Vu les pressions exercées sur Jody Wilson-Raybould, la question se pose : faut-il mieux protéger le procureur général en l’excluant des décisions du cabinet ? C’est ce qui se fait au Royaume-Uni. Mais comme il est le conseiller juridique du gouvernement, il est invité à participer aux discussions de toute manière et à répondre aux questions de droit qui se posent.

Par ailleurs, écrit Anne McLellan, même s’il ne siège pas au cabinet, on ne peut pas le mettre sous une cloche de verre. Le premier ministre peut très bien le convoquer, le faire appeler, etc. Enfin, tout ce que Justin Trudeau a fait et qui est décrit dans le rapport du commissaire aux conflits d’intérêts et à l’éthique.

Séparer les rôles de ministre de la Justice et de procureur général, exclure le procureur général du cabinet : toutes ces formules ne garantissent pas plus l’indépendance des décisions.

Le fait que le SPPC agisse en toute indépendance et qu’on ne puisse changer ses décisions que par un avis public est déjà un puissant frein à l’intervention politique.

Siéger au cabinet a deux avantages pour le procureur général. Le premier est de renforcer sa position politique au gouvernement, en le tenant informé des affaires. Et surtout, il continue de devoir répondre de ses gestes devant le Parlement et doit rendre compte des décisions du SPPC – et de sa décision d’intervenir ou pas dans une poursuite.

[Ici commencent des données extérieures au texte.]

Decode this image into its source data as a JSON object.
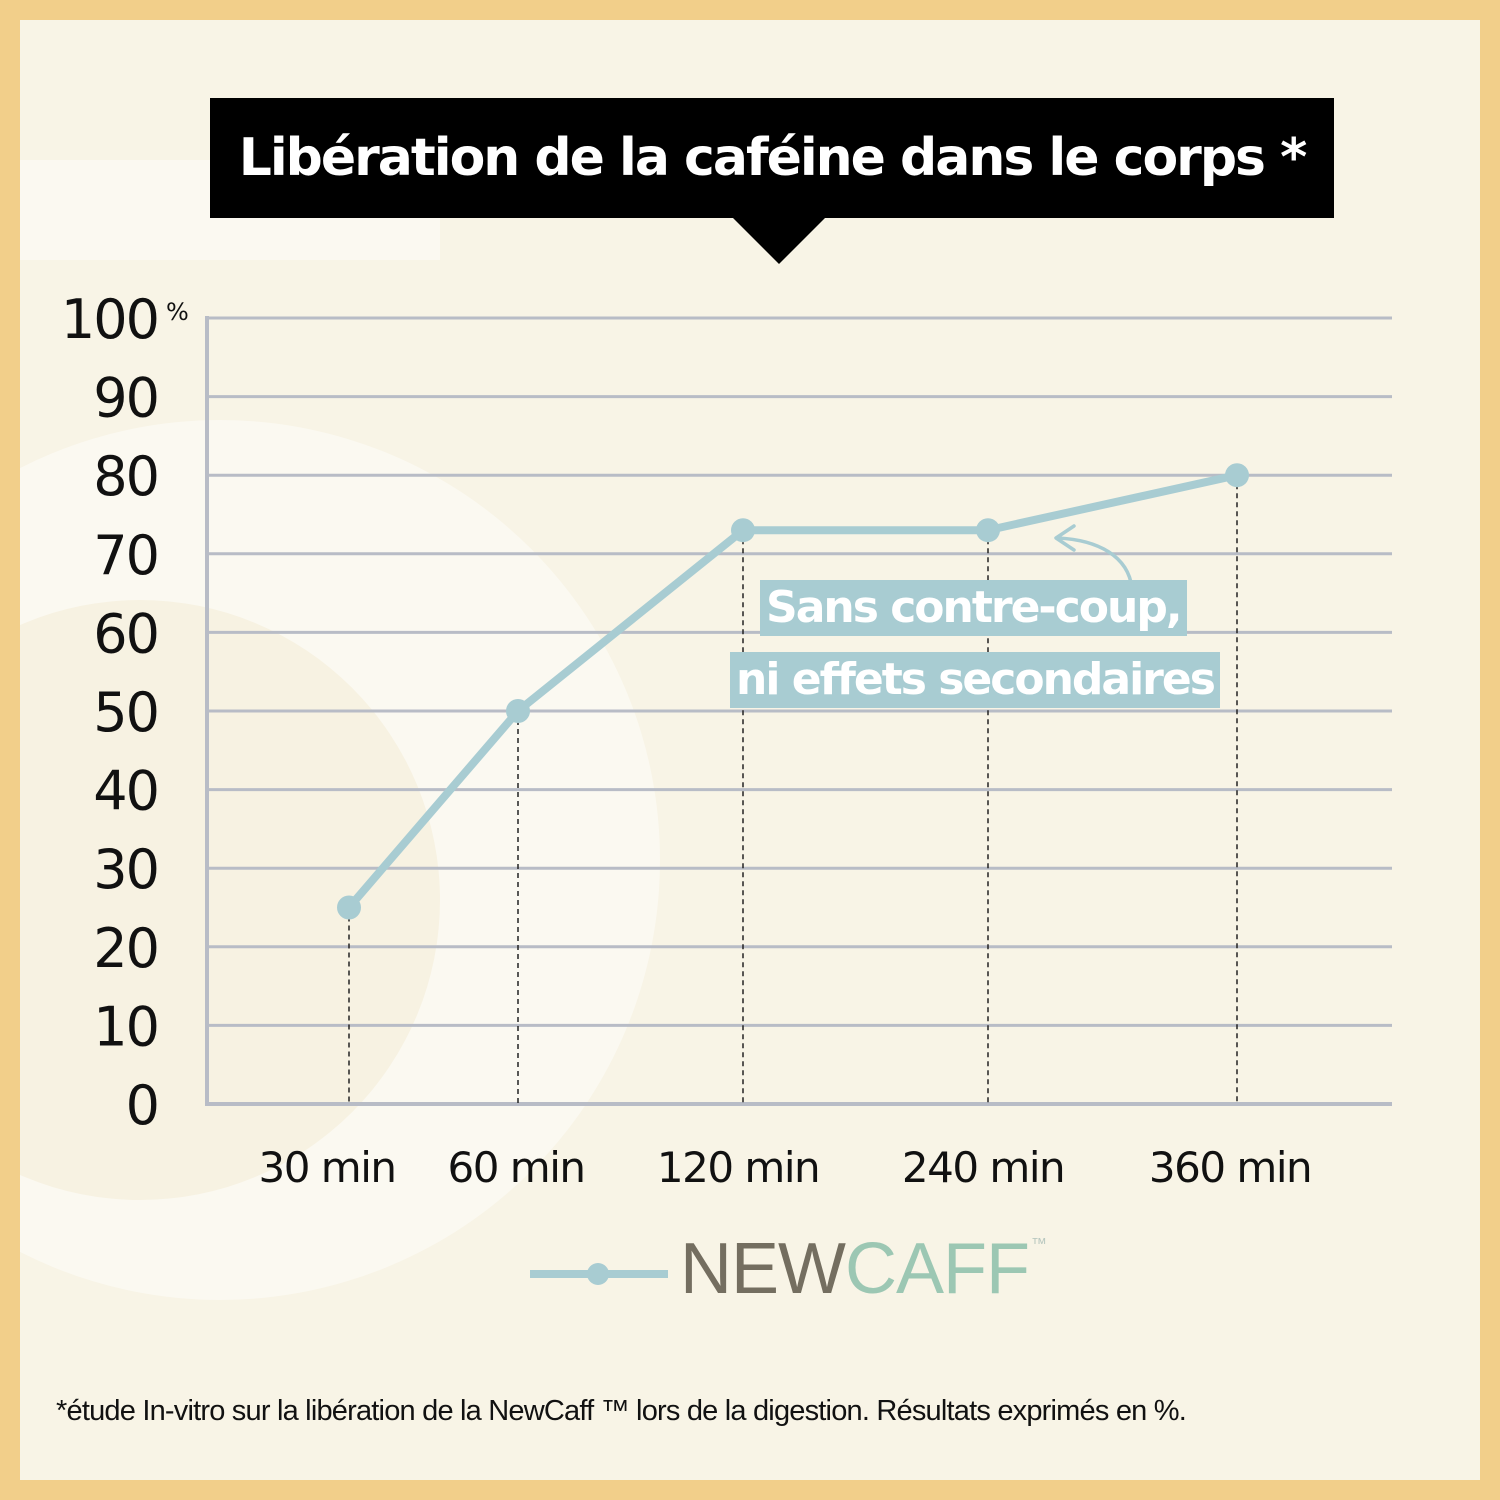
{
  "title": "Libération de la caféine dans le corps *",
  "annotation": {
    "line1": "Sans contre-coup,",
    "line2": "ni effets secondaires"
  },
  "legend": {
    "brand_part1": "NEW",
    "brand_part2": "CAFF",
    "trademark": "™"
  },
  "footnote": "*étude In-vitro sur la libération de la NewCaff ™ lors de la digestion. Résultats exprimés en %.",
  "colors": {
    "frame": "#f2cf8a",
    "background": "#f8f4e6",
    "line": "#a8ccd2",
    "grid": "#b8bcc6",
    "title_bg": "#000000"
  },
  "chart_data": {
    "type": "line",
    "categories": [
      "30 min",
      "60 min",
      "120 min",
      "240 min",
      "360 min"
    ],
    "series": [
      {
        "name": "NEWCAFF™",
        "values": [
          25,
          50,
          73,
          73,
          80
        ]
      }
    ],
    "y_ticks": [
      "0",
      "10",
      "20",
      "30",
      "40",
      "50",
      "60",
      "70",
      "80",
      "90",
      "100"
    ],
    "y_unit": "%",
    "ylim": [
      0,
      100
    ],
    "grid": true,
    "drop_lines": true,
    "legend_position": "bottom-center"
  }
}
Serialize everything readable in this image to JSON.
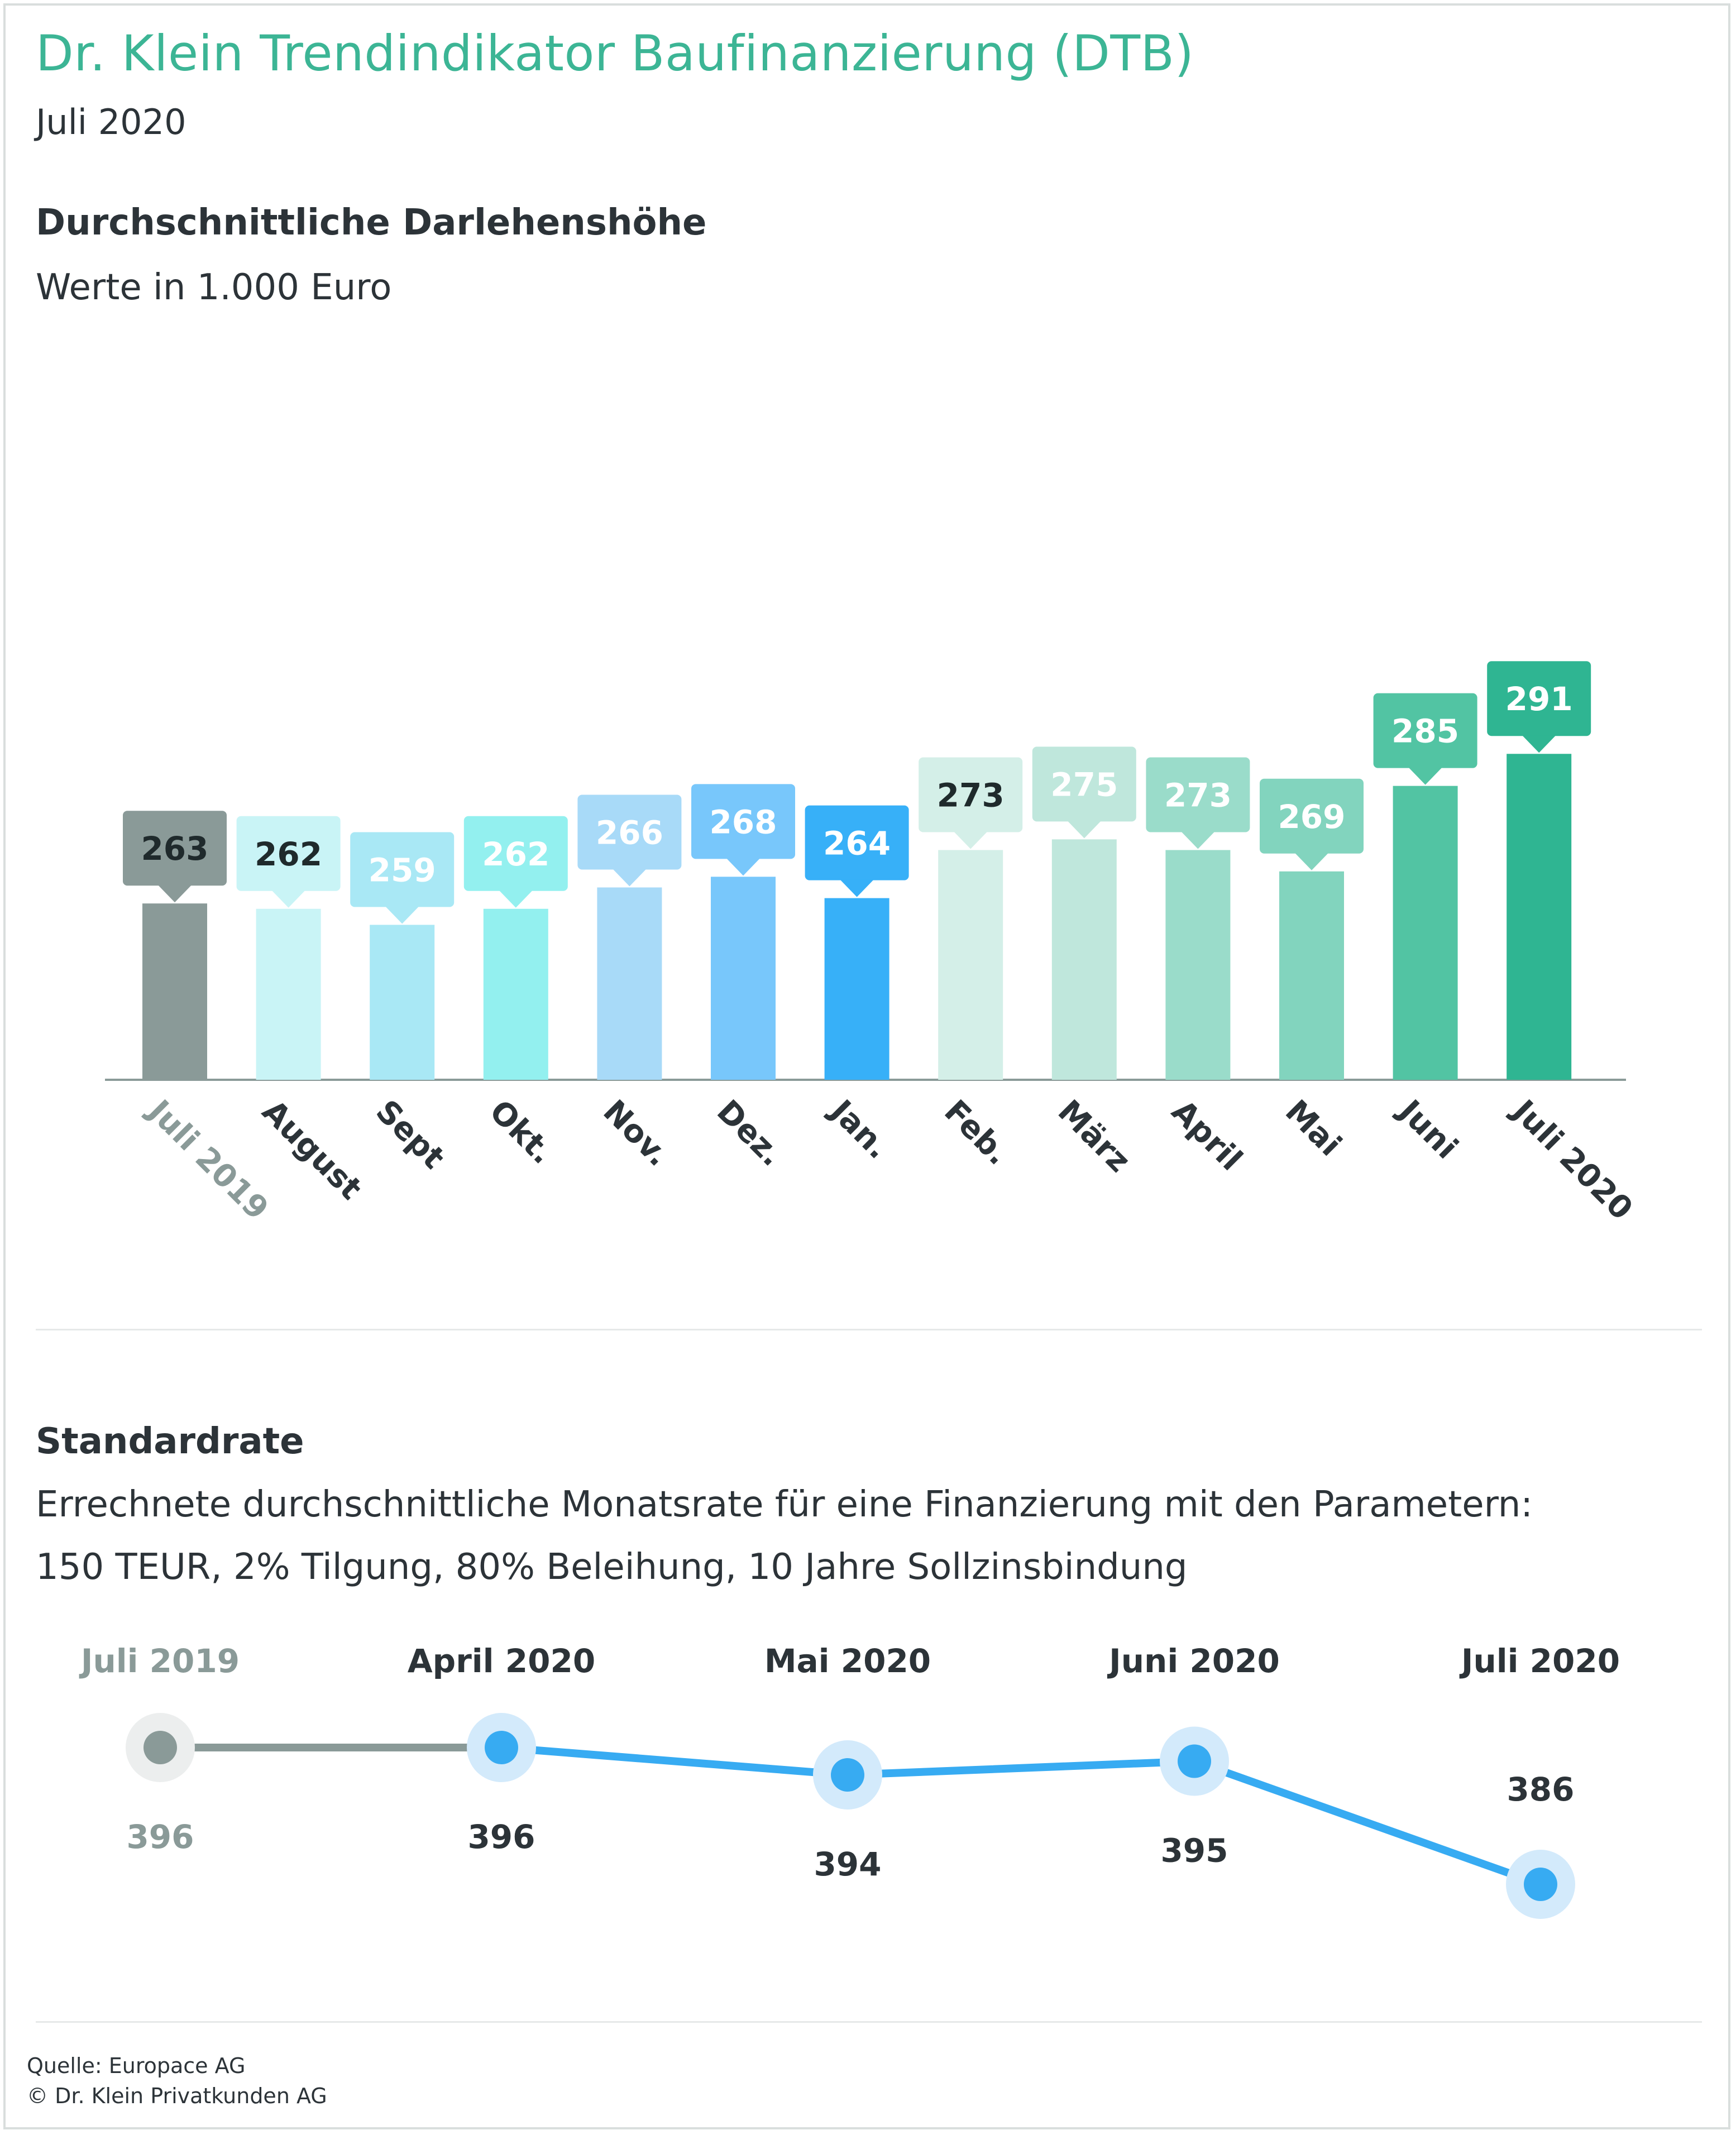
{
  "title": "Dr. Klein Trendindikator Baufinanzierung (DTB)",
  "subtitle": "Juli 2020",
  "section1": {
    "heading": "Durchschnittliche Darlehenshöhe",
    "note": "Werte in 1.000 Euro"
  },
  "section2": {
    "heading": "Standardrate",
    "line1": "Errechnete durchschnittliche Monatsrate für eine Finanzierung mit den Parametern:",
    "line2": "150 TEUR, 2% Tilgung, 80% Beleihung, 10 Jahre Sollzinsbindung"
  },
  "footer": {
    "source": "Quelle: Europace AG",
    "copyright": "© Dr. Klein Privatkunden AG"
  },
  "chart_data": [
    {
      "type": "bar",
      "title": "Durchschnittliche Darlehenshöhe",
      "ylabel": "Werte in 1.000 Euro",
      "categories": [
        "Juli 2019",
        "August",
        "Sept",
        "Okt.",
        "Nov.",
        "Dez.",
        "Jan.",
        "Feb.",
        "März",
        "April",
        "Mai",
        "Juni",
        "Juli 2020"
      ],
      "values": [
        263,
        262,
        259,
        262,
        266,
        268,
        264,
        273,
        275,
        273,
        269,
        285,
        291
      ],
      "bar_colors": [
        "#8a9a98",
        "#c9f4f6",
        "#a9e8f5",
        "#93f0ef",
        "#a8daf8",
        "#78c7fb",
        "#37b0f8",
        "#d4efe8",
        "#bfe7dc",
        "#9adcca",
        "#82d4be",
        "#52c4a3",
        "#2fb592"
      ],
      "label_colors": [
        "#8a9a98",
        "#c9f4f6",
        "#a9e8f5",
        "#93f0ef",
        "#a8daf8",
        "#78c7fb",
        "#37b0f8",
        "#d4efe8",
        "#bfe7dc",
        "#9adcca",
        "#82d4be",
        "#52c4a3",
        "#2fb592"
      ],
      "label_text_colors": [
        "#1f2a2c",
        "#1f2a2c",
        "#ffffff",
        "#ffffff",
        "#ffffff",
        "#ffffff",
        "#ffffff",
        "#1f2a2c",
        "#ffffff",
        "#ffffff",
        "#ffffff",
        "#ffffff",
        "#ffffff"
      ],
      "tick_colors": [
        "#8a9a98",
        "#2c3338",
        "#2c3338",
        "#2c3338",
        "#2c3338",
        "#2c3338",
        "#2c3338",
        "#2c3338",
        "#2c3338",
        "#2c3338",
        "#2c3338",
        "#2c3338",
        "#2c3338"
      ],
      "grid": false
    },
    {
      "type": "line",
      "title": "Standardrate",
      "categories": [
        "Juli 2019",
        "April 2020",
        "Mai 2020",
        "Juni 2020",
        "Juli 2020"
      ],
      "values": [
        396,
        396,
        394,
        395,
        386
      ],
      "colors": {
        "past": "#8a9a98",
        "current": "#37abf2",
        "current_halo": "#d3eafb",
        "past_halo": "#eceeee",
        "past_text": "#8a9a98",
        "text": "#2c3338"
      },
      "grid": false
    }
  ]
}
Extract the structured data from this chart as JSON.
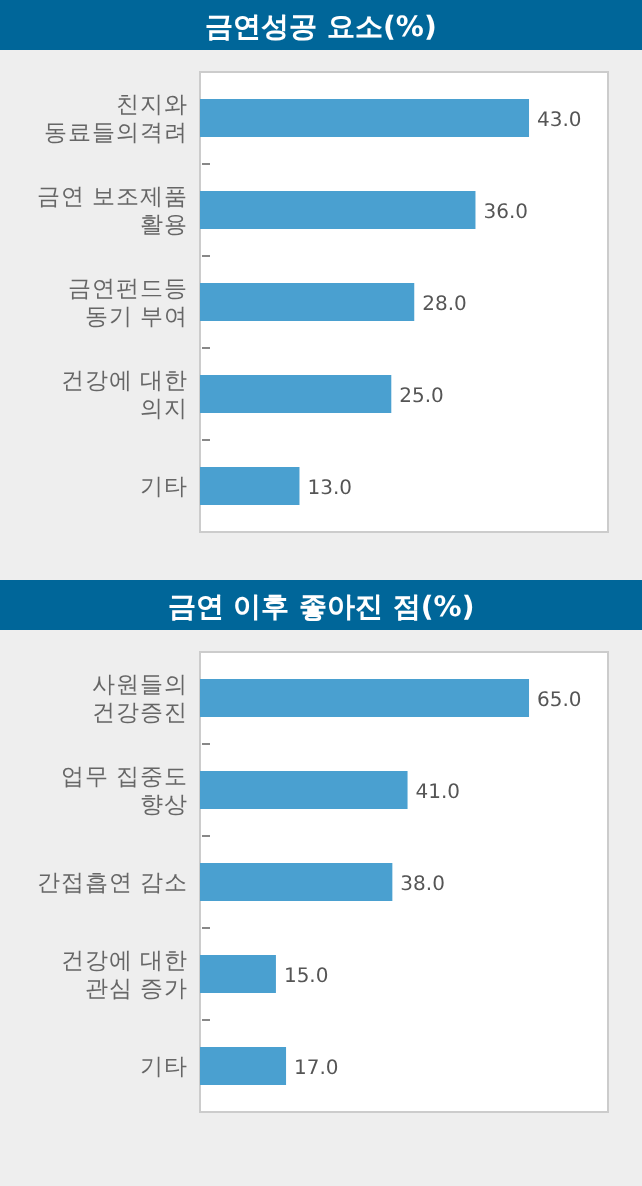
{
  "chart_data": [
    {
      "type": "bar",
      "orientation": "horizontal",
      "title": "금연성공 요소(%)",
      "categories": [
        "친지와\n동료들의격려",
        "금연 보조제품\n활용",
        "금연펀드등\n동기 부여",
        "건강에 대한\n의지",
        "기타"
      ],
      "values": [
        43,
        36,
        28,
        25,
        13
      ],
      "value_labels": [
        "43.0",
        "36.0",
        "28.0",
        "25.0",
        "13.0"
      ],
      "color": "#4aa0d0"
    },
    {
      "type": "bar",
      "orientation": "horizontal",
      "title": "금연 이후 좋아진 점(%)",
      "categories": [
        "사원들의\n건강증진",
        "업무 집중도\n향상",
        "간접흡연 감소",
        "건강에 대한\n관심 증가",
        "기타"
      ],
      "values": [
        65,
        41,
        38,
        15,
        17
      ],
      "value_labels": [
        "65.0",
        "41.0",
        "38.0",
        "15.0",
        "17.0"
      ],
      "color": "#4aa0d0"
    }
  ]
}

Un système parfait n’existe pas, mais somme toute, celui-là n’est pas si mal – c’est essentiellement le même système au Québec. À condition d’avoir un procureur général au caractère indépendant et capable de résister aux pressions s’il y en a.

Ce qu’il reste à faire est d’établir un protocole qui dise clairement qui a le droit de parler au procureur général, et les limites de ce qu’il peut dire. Car évidemment, il peut consulter et on peut le sensibiliser à des enjeux. Mais personne ne peut lui donner d’ordres ou exercer une pression pour le faire changer d’idée, même si, bien sûr, la limite entre information et pression peut parfois être subtile…

Quelque chose me dit que de toute manière, l’affaire SNC-Lavalin servira de puissante leçon à tous les politiciens au Canada sur les dangers d’intervenir trop pesamment auprès du procureur général, et sur l’importance de préserver son indépendance.